PDA

View Full Version : strange python string formatting performace



ssam
January 26th, 2011, 01:09 AM
I noticed some odd results in string formatting performance



sam@oberon:~$ /usr/lib/python2.6/timeit.py '"%i"%1'
10000000 loops, best of 3: 0.0357 usec per loop
sam@oberon:~$ /usr/lib/python2.6/timeit.py '"%s"%1'
10000000 loops, best of 3: 0.0357 usec per loop


here %i and %s take identical time. i would slightly expect %i to win (%s is more generic so ought to do more checking).

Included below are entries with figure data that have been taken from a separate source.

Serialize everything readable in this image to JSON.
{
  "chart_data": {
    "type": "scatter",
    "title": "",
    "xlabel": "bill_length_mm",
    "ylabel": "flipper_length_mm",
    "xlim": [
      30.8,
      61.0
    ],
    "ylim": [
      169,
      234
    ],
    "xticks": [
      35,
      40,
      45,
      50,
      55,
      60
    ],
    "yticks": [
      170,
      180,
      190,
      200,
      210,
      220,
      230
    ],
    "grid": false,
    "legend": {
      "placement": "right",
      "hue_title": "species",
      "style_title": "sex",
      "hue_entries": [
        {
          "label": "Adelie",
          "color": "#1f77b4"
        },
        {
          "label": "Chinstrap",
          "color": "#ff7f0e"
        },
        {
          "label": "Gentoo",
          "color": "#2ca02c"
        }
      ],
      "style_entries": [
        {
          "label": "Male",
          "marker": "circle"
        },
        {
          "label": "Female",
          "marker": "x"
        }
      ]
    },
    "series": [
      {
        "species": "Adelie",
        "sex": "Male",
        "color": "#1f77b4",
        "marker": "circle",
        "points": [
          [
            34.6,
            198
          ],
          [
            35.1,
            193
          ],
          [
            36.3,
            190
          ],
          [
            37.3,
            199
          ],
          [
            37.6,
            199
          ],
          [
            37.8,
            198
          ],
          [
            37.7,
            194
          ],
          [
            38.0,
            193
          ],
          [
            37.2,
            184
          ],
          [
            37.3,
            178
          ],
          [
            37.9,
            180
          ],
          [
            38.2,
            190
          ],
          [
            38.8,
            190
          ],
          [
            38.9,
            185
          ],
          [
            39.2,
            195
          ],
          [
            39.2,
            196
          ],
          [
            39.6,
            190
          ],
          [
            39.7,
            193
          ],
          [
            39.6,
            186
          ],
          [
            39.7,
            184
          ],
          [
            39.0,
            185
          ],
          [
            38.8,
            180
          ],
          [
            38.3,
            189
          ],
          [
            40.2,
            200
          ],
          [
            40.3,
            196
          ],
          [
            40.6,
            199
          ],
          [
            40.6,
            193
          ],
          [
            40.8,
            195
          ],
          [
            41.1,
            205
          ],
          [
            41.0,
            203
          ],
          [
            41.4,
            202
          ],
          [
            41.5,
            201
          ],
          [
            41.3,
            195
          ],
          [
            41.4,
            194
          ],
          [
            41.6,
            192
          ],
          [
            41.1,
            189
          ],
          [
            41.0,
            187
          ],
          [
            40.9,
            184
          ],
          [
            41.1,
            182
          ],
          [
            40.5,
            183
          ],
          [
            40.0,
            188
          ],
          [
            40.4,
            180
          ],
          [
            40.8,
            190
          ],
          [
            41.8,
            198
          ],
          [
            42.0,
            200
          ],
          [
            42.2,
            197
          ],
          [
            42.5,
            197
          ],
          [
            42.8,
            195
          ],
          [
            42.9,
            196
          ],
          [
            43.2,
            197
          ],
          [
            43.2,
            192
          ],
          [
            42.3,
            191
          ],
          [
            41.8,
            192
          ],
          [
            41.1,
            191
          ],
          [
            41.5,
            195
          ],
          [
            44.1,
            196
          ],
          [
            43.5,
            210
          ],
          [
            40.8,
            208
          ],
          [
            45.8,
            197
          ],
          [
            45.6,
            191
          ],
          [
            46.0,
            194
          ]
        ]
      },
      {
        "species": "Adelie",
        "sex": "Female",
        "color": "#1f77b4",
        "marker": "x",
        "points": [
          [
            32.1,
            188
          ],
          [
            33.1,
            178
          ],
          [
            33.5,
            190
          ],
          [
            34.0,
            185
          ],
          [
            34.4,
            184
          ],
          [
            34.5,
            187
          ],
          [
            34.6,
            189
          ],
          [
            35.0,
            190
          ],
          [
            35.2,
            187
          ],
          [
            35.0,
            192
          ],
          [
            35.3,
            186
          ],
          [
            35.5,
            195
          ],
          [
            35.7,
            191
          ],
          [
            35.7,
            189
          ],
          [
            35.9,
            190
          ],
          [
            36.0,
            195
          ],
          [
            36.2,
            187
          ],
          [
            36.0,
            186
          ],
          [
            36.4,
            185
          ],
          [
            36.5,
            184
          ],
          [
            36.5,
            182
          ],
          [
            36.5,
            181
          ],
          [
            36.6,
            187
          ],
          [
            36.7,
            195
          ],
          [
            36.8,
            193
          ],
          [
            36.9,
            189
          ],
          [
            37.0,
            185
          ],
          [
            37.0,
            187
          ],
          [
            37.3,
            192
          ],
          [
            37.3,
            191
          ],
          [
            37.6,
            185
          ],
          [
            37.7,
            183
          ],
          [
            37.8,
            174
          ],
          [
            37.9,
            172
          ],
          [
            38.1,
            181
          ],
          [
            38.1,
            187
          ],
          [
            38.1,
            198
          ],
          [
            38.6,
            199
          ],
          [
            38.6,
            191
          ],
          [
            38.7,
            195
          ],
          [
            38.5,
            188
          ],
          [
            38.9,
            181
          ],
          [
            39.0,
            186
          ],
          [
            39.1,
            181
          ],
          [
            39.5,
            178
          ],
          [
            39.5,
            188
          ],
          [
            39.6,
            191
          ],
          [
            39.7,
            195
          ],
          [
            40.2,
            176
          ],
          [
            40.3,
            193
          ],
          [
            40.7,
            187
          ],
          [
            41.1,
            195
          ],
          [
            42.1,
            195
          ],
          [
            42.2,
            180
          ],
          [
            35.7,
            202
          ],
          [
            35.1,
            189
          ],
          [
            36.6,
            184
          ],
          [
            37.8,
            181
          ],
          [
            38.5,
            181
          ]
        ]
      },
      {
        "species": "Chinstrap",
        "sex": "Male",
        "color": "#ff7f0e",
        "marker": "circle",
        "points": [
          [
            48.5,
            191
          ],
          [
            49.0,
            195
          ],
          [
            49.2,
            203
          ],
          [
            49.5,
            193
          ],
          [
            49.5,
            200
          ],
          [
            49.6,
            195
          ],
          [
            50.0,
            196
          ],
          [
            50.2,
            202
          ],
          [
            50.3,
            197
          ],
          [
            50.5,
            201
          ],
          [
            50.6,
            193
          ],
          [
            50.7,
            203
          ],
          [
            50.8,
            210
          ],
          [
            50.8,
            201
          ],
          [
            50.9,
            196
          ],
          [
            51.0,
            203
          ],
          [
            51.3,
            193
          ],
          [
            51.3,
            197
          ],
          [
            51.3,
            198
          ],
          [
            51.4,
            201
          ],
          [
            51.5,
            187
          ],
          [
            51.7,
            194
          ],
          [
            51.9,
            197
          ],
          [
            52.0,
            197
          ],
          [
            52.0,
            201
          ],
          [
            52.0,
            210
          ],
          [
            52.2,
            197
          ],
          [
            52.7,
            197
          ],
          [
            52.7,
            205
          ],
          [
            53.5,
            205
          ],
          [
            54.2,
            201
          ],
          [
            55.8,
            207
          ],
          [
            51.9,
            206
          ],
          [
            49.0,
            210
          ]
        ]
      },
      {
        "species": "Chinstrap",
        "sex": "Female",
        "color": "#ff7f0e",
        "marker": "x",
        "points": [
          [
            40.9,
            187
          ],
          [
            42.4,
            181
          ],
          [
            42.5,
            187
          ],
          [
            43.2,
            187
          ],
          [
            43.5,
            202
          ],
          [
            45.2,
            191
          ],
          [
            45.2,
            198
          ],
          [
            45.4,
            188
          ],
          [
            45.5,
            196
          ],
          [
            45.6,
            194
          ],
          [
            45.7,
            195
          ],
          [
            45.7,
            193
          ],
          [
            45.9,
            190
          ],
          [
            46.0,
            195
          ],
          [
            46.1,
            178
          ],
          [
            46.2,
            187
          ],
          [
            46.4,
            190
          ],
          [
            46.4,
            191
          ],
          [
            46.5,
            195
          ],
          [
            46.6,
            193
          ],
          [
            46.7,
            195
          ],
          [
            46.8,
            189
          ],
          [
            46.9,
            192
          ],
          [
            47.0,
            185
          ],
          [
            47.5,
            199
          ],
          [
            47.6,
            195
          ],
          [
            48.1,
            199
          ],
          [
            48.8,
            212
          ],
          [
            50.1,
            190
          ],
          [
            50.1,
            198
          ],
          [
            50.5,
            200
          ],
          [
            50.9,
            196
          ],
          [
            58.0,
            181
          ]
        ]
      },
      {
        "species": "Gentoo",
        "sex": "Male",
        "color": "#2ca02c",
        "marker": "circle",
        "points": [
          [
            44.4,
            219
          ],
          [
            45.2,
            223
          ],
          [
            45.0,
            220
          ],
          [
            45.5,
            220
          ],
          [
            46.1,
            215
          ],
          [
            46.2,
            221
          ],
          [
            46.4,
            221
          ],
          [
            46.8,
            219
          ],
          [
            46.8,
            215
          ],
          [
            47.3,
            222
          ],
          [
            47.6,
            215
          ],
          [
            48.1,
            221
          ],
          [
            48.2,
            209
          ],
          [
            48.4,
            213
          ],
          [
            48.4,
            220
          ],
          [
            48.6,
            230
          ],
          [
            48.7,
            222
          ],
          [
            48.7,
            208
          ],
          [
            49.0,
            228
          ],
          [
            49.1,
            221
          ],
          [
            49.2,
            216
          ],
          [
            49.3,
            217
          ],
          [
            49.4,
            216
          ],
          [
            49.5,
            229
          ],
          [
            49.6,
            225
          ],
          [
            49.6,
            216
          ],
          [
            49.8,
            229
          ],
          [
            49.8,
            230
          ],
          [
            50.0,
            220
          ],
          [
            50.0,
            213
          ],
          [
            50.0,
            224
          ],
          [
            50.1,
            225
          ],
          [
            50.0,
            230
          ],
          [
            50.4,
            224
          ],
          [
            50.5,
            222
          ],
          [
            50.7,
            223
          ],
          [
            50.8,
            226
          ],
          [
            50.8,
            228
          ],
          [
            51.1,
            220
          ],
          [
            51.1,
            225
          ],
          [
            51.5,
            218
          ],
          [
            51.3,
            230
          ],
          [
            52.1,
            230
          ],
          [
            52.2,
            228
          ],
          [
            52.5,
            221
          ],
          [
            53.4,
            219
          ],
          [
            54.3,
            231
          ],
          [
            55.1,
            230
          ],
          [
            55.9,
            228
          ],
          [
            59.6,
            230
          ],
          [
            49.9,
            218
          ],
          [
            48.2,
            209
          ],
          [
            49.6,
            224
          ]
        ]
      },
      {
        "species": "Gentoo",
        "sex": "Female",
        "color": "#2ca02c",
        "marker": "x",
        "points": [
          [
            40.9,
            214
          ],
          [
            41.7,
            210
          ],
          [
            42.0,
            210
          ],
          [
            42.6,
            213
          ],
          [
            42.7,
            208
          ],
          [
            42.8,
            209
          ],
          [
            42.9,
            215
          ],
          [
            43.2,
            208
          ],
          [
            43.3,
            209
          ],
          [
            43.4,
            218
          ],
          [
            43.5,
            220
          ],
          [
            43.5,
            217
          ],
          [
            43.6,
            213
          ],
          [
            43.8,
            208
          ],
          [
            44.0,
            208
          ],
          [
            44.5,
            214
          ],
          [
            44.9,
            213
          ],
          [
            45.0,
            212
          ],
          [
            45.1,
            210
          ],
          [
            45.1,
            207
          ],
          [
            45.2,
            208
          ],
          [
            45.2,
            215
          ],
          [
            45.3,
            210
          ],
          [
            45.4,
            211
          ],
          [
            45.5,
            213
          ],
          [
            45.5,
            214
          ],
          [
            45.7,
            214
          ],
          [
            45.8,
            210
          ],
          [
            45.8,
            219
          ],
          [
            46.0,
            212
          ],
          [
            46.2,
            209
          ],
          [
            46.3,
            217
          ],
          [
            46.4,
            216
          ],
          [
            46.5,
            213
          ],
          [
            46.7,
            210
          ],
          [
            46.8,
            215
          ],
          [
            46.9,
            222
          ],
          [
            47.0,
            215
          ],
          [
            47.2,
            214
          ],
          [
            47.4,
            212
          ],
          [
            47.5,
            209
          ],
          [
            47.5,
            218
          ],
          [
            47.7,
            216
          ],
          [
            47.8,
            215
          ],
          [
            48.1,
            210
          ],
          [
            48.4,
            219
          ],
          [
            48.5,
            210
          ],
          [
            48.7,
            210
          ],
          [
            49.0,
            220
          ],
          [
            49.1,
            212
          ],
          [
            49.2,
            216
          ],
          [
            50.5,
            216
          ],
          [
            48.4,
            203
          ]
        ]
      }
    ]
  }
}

sam@oberon:~$ /usr/lib/python2.6/timeit.py '"%i%i"%(1,2)'
1000000 loops, best of 3: 1.44 usec per loop
sam@oberon:~$ /usr/lib/python2.6/timeit.py '"%s%s"%(1,2)'
1000000 loops, best of 3: 0.361 usec per loop

now with 2 numbers. %s is 4 times faster than %i. i really would not expect the more generic function to win. also why the change. any ideas whats going on?

i have also tried python 2.7 and got the same result.

MadCow108
January 26th, 2011, 01:35 AM
%s does not care what type of object it handles. it only needs that object to have __str__ implemented
%i on the other hand must check if the argument is a number before doing so.

so %s needs to do less work and is faster
this comes with the cost of less type safety in this case, you could have a string printed when you want an exception thrown.

do this:
if type(1) == type(int()) and type(2) == type(int()): "%s%s"%(1,2)
and the times will be similar

ssam
January 26th, 2011, 11:07 AM
sam@oberon:~$ /usr/lib/python2.6/timeit.py '"%s%s"%(1,2)'
1000000 loops, best of 3: 0.361 usec per loop
sam@oberon:~$ /usr/lib/python2.6/timeit.py '"%i%i"%(1,2)'
1000000 loops, best of 3: 1.44 usec per loop
sam@oberon:~$ /usr/lib/python2.6/timeit.py 'if type(1) == type(int()) and type(2) == type(int()): "%s%s"%(1,2)'
1000000 loops, best of 3: 1.29 usec per loop

so python is not using EAFP (Easier to Ask Forgiveness than Permission) internally in this case.

Queue29
January 26th, 2011, 04:02 PM
The "%" way of formatting strings is being deprecated anyway. You should get used to not using this wonderful feature before you get accustomed to it.

http://docs.python.org/release/3.0.1/whatsnew/3.0.html#pep-3101-a-new-approach-to-string-formatting

ssam
January 26th, 2011, 09:10 PM
yes. although the new style needs python 2.6 (some people like to run scientific linux with python 2.4 :-( )

i have a bunch of code that looks like



def f(f1):
return "%.12e" % float(f)

def i(i1):
return str(int(i))

out = ""
out += f(d['a']) + " " + f(d['b']) + " " + f(d['c']) + "\n"
out += i(d['d']) + " " + i(d['e']) + " " + i(d['f']) + "\n"
...


the output is an ascii input file of an old program, so f() and i() are functions so that the format could be easily tweaked (bad things happen if you give too many decimal places).

so i have been playing around with ways to make it faster.

MadCow108
January 27th, 2011, 12:31 AM
you might want to use join or direct formating instead of the + operator

the + operator performance varies over implementations and can be very slow. Strings are immutable so it implies a bunch of copying on each + call (=> N^2 complexity)
cpython can optimize that partly, others it may not.